Among the more dismaying aspects of city and county budget deliberations in this austerity year has been the last-minute impulse on both the City Council and the Shelby County Commission to sacrifice such meager amenities as their own snack and travel funds.
We’re talking about modest $25,000-or-so annual outlays — chump change, equivalent to maybe a day’s worth of revenue lost from the sacrifice of sales tax revenue to one of those giant carpetbagging industries we entice away from some luckless locality elsewhere by throwing millions in public money at them and promising them, via the PILOT program (payment-in-lieu-of-taxes), that they won’t have to pay any taxes while they’re here.

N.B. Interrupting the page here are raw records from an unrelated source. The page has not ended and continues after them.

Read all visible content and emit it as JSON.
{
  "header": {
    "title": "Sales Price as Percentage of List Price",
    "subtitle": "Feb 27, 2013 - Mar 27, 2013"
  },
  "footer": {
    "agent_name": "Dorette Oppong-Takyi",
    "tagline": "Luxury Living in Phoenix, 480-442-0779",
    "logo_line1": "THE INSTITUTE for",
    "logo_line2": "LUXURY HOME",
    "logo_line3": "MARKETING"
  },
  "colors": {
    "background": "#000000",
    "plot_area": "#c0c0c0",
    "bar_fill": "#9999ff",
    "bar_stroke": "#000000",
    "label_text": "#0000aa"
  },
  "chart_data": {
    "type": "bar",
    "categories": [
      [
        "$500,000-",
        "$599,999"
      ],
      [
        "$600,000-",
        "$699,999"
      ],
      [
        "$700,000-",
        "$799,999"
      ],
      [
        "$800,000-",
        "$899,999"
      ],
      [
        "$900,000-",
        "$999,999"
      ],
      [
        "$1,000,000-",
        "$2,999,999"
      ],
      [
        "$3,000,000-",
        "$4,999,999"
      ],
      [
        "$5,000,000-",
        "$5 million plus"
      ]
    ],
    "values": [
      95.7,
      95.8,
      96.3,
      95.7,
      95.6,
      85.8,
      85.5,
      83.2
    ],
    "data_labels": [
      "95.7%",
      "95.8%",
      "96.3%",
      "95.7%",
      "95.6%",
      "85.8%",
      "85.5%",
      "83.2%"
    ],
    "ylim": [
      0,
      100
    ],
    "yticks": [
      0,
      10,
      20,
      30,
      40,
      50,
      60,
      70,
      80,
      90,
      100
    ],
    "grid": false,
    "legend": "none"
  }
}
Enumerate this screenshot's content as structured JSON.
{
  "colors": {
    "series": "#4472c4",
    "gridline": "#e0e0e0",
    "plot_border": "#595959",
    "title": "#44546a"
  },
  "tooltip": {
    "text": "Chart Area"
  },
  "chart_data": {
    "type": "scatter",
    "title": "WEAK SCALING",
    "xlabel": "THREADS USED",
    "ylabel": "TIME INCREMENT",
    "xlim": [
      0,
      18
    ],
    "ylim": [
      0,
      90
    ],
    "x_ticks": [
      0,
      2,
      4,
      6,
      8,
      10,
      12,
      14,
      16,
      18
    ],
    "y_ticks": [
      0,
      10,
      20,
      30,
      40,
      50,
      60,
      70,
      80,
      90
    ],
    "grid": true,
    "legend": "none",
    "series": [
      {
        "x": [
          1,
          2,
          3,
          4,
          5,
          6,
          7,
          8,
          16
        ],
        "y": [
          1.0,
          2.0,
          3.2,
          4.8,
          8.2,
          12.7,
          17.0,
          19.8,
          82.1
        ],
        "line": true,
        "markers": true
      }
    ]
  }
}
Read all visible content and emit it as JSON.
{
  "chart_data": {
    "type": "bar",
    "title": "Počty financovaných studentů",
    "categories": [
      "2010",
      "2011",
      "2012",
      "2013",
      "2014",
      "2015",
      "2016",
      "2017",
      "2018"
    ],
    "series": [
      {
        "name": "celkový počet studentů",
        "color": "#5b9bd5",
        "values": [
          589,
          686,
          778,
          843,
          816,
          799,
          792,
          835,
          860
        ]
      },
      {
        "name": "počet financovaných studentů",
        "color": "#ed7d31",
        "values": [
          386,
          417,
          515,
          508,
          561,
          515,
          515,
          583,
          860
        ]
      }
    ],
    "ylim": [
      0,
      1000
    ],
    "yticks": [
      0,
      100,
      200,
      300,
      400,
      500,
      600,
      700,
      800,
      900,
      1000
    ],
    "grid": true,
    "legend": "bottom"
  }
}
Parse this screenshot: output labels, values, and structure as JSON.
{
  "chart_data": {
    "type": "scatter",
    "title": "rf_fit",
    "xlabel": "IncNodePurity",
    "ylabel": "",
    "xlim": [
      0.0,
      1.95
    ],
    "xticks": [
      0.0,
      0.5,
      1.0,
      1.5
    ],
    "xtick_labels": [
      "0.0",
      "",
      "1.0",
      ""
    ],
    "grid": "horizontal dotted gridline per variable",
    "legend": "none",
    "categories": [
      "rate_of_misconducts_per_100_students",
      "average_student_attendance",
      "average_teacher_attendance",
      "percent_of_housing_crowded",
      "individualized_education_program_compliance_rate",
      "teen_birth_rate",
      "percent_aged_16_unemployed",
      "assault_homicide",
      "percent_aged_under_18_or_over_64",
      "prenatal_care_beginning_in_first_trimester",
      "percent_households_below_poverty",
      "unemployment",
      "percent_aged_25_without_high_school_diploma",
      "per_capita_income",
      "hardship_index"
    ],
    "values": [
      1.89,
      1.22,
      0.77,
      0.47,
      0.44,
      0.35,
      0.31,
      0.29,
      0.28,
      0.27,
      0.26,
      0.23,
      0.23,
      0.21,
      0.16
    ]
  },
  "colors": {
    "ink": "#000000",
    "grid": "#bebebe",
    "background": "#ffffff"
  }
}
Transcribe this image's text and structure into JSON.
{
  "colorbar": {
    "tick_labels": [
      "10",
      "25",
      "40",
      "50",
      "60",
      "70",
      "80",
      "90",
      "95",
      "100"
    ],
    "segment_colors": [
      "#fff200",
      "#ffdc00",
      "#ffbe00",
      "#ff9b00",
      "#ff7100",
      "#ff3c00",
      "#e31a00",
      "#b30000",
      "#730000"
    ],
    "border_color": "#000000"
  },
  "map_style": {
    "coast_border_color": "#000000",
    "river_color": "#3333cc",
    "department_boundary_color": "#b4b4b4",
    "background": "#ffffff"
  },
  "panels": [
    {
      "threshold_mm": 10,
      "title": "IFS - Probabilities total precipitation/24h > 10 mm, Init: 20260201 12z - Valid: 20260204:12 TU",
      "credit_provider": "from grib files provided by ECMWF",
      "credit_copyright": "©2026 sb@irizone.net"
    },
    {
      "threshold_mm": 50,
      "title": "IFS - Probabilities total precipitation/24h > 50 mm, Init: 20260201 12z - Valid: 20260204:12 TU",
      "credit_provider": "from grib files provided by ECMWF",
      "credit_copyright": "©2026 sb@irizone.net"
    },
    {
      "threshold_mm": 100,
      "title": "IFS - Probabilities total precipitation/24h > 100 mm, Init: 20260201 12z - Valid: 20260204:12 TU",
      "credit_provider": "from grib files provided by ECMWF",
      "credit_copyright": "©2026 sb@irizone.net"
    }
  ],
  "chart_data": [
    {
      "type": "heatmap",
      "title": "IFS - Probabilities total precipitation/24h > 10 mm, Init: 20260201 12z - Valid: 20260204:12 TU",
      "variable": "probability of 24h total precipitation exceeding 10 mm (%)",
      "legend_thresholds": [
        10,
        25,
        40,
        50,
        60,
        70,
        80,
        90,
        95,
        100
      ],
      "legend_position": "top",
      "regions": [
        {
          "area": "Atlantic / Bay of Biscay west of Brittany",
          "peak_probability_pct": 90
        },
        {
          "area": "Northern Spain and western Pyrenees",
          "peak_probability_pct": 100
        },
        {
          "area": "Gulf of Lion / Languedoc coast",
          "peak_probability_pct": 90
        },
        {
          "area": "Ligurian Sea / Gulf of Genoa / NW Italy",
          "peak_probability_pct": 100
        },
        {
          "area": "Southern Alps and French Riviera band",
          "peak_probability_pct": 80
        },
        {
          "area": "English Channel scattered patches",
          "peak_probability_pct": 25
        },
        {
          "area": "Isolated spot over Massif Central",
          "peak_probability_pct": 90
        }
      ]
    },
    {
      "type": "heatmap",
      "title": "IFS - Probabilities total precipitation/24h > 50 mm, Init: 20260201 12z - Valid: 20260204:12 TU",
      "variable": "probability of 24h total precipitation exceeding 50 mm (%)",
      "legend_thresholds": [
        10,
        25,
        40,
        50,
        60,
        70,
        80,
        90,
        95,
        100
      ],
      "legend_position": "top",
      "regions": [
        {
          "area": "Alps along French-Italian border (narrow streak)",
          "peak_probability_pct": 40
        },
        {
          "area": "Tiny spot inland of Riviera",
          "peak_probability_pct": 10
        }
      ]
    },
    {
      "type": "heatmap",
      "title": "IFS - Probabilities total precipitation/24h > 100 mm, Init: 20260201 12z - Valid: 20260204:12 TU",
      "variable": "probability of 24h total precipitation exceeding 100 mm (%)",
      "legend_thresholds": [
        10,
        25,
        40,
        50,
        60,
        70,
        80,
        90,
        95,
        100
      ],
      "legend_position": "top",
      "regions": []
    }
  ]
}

Luckily, there was just enough self-regard left on both the Council and the Commission to defeat the mock-heroic hair-shirt proposals this year — by a single vote, in each case.
Consider the implications of sacrificing, say, the modest little sandwich-and-coke lunches provided for the County Commission on the every-other-Wednesday committee days, usually all-day affairs with minimal break time.
Having lunch together in the commission’s break room is one of the few occasions the members of that body have to remind themselves, away from the inevitable contention of the day’s disagreements, that they belong to a single unitary whole, Shelby County, and to rise above partisanship and other divisions.
For a brief moment before getting back to work, commissioners can discharge tension and animosity by discussing the day’s weather, the Weiner case, or whatever else floats t heir boat. Having been there once or twice, at the invitation of a member, I can attest to the fact that small talk is what they do at these little conclaves, not business.
Things might be otherwise if the members were forced to go out of the building and have their lunch — no doubt, in small partisan groups — in some private place away from public scrutiny, from whence, after this unnecessary extra hour or so, inconvenient to the public in attendance back at the county building, to return to the day’s agenda.
The same reasoning applies to the modest spreads provided for City Council members on similar occasions.
The Council did succeed Tuesday night in paring away a third of its travel budget — leaving in place all of $20,000 for the 13 members of that body to indulge in fact-finding expeditions elsewhere or travel to professional conferences or what-have-you. The average executive at one of our local PILOT-fed corporations might spend that much in two weeks’ worth of airport-hopping.
The point cannot be made often enough: Most members of both the Council and the Commission have already made substantial sacrifices in time, money, and energy just to be serving on those bodies. They should not feel compelled to make a show of denying themselves simple amenities, especially when these bare-bones amenities are of the sort that are routine in every other walk of life.